Она имела в виду автобус, потому что такси в Первый микрорайон стоит очень дорого – и эта дороговизна облагается еще добавочным налогом за криминальную славу района, где хоть и мало молодых людей, но они удальцы: двух таксистов ограбили уже, частника перевернули вместе с машиной.
– Просто так в больнице держать не будут, – заметил отец.
– Каркай еще! – одернула его мать.
– Я не каркаю, я в суть смотрю.
Он действительно смотрит в суть. Надо лежать в больнице – значит, надо. Хоть это и не поможет.
Фатализму судьбы он противопоставил свой личный фатализм. У него был инфаркт, но едва оправившись, он восстановил свой распорядок: в субботу – бутылка водки. Не больше, но и не меньше. Независимо от мнения врачей насчет алкоголя. «Пошли они! – говорит он всем врачам сразу, сколько их ни есть. – Водка сосуды расширяет? Расширяет. Ну и заткнитесь!» – «Подохнешь!» – говорит мать. «И так подохну, и так подохну», – с веселым смехом говорит он, с веселым смехом, идущим от чистой души, от чистоты души.

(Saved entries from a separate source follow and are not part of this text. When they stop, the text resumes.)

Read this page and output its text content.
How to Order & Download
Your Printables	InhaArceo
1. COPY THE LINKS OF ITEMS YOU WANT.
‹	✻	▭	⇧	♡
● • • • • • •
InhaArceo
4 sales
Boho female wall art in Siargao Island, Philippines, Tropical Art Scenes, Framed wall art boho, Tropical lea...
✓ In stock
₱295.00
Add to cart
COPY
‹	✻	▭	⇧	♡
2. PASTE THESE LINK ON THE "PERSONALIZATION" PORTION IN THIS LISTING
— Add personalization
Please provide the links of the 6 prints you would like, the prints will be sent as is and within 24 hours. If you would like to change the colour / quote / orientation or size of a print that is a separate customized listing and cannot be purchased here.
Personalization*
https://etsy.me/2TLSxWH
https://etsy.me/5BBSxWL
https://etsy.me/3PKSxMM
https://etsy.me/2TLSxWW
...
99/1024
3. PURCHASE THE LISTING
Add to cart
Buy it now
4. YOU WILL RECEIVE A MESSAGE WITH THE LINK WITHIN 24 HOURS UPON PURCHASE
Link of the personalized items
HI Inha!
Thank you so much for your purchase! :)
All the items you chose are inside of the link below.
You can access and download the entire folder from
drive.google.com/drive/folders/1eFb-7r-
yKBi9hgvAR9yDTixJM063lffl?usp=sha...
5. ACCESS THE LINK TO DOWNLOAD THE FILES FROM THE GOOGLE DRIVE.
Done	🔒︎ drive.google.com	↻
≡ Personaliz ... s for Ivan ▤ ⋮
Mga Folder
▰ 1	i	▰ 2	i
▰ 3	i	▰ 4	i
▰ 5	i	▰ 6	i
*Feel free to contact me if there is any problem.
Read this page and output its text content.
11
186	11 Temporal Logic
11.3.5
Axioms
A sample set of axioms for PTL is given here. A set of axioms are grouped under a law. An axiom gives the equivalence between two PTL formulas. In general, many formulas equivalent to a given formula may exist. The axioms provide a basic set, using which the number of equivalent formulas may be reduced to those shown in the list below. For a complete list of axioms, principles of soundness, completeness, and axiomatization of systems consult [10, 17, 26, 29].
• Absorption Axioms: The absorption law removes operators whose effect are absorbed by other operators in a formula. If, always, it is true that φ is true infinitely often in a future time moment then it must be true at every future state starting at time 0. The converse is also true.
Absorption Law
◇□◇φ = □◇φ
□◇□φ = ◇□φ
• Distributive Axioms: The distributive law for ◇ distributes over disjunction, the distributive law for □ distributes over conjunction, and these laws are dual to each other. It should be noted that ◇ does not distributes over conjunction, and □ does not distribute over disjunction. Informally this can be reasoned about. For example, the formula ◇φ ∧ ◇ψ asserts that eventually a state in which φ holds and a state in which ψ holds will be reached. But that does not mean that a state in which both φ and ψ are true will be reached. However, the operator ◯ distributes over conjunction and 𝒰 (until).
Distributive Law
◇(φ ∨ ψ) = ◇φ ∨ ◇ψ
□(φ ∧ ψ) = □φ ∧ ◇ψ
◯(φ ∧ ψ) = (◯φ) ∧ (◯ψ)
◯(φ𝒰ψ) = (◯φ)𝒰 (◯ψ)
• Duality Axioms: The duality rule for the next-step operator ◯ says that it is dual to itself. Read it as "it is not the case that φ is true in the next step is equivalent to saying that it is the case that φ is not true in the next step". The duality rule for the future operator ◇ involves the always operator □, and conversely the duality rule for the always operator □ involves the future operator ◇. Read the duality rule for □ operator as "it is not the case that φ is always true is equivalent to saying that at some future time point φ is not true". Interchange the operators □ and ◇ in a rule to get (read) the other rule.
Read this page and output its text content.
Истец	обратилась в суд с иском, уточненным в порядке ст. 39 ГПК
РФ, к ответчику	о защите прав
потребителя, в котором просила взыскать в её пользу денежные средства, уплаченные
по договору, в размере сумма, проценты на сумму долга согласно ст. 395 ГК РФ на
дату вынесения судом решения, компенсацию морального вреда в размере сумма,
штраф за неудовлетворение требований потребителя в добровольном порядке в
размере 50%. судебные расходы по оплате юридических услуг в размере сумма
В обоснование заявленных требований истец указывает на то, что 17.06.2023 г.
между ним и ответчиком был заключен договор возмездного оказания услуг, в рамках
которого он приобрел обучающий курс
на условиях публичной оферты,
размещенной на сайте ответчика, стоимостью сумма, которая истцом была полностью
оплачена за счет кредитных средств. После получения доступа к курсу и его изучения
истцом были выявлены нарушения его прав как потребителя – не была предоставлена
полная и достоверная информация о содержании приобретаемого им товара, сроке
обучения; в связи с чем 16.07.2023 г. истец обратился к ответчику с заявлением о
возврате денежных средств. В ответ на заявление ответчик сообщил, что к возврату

Ему уже было тоскливо в больнице, он не знал, о чем со мной говорить.
Да и мать обо всем уже переговорила. И удивлялась напоследок – обращаясь даже не ко мне, а к моим сопалатницам:
– Вот какие люди! Банкой из машины! Подумайте, а?!
Ее с удовольствием слушали.
А отец сказал:
– Сомнительно что-то. Банкой – и сотрясение?..
Мать тут же встревожилась (она ведь всегда чувствовала, что отец прозорливее ее), сказала:
– В самом деле. Ты не скрываешь от нас ничего?
– Что я могу скрывать? Смешно.
– Может, попала в компанию какую-нибудь? А? Ты смотри…
Назревал монолог, известный мне еще со школьной поры. И чтобы предотвратить его, я сказала:
– Банкой мне только бровь разбили. А сюда пришла, упала, стукнулась. Голова закружилась, и – упала. Он, ну врач, зашить собирался или промыть, а я шлепнулась.
– А он на что был? То есть, получается, ты через него сотрясение получила?
Она, со своей бытовой сообразительностью, тут же попала в самую точку.
– В суд, что ли, ты на него подашь? – покривился отец.
– А вот и подам! Как фамилия?
– Брускин. Брускин, – торопливо и радостно подсказали мои сопалатницы. – Брускин Давид Давидович.
– Я с ним поговорю еще, с Брускиным этим. Он здесь?
– Нет, – сказала я. – Его теперь долго не будет.
– Дождемся, ничего. Брускин! Это надо?! Что ни врач – жид! Когда это закончится, скажите?
Господи, как ее теперь остановить? – думала я. – Ведь подумают, что для нее и в самом деле важно, что Давид Давидович – еврей. Не это ей важно, ей важен собственный гнев, независимо от повода, которым он вызван. Он для ее дряблого характера необходим, если использовать медицинское сравнение (раз уж – больница), как адреналин для дряхлого сердца.
– А при чем тут жиды, извините? – приподнялась в углу палаты худая, бледная, вернее, бледно-смуглая женщина.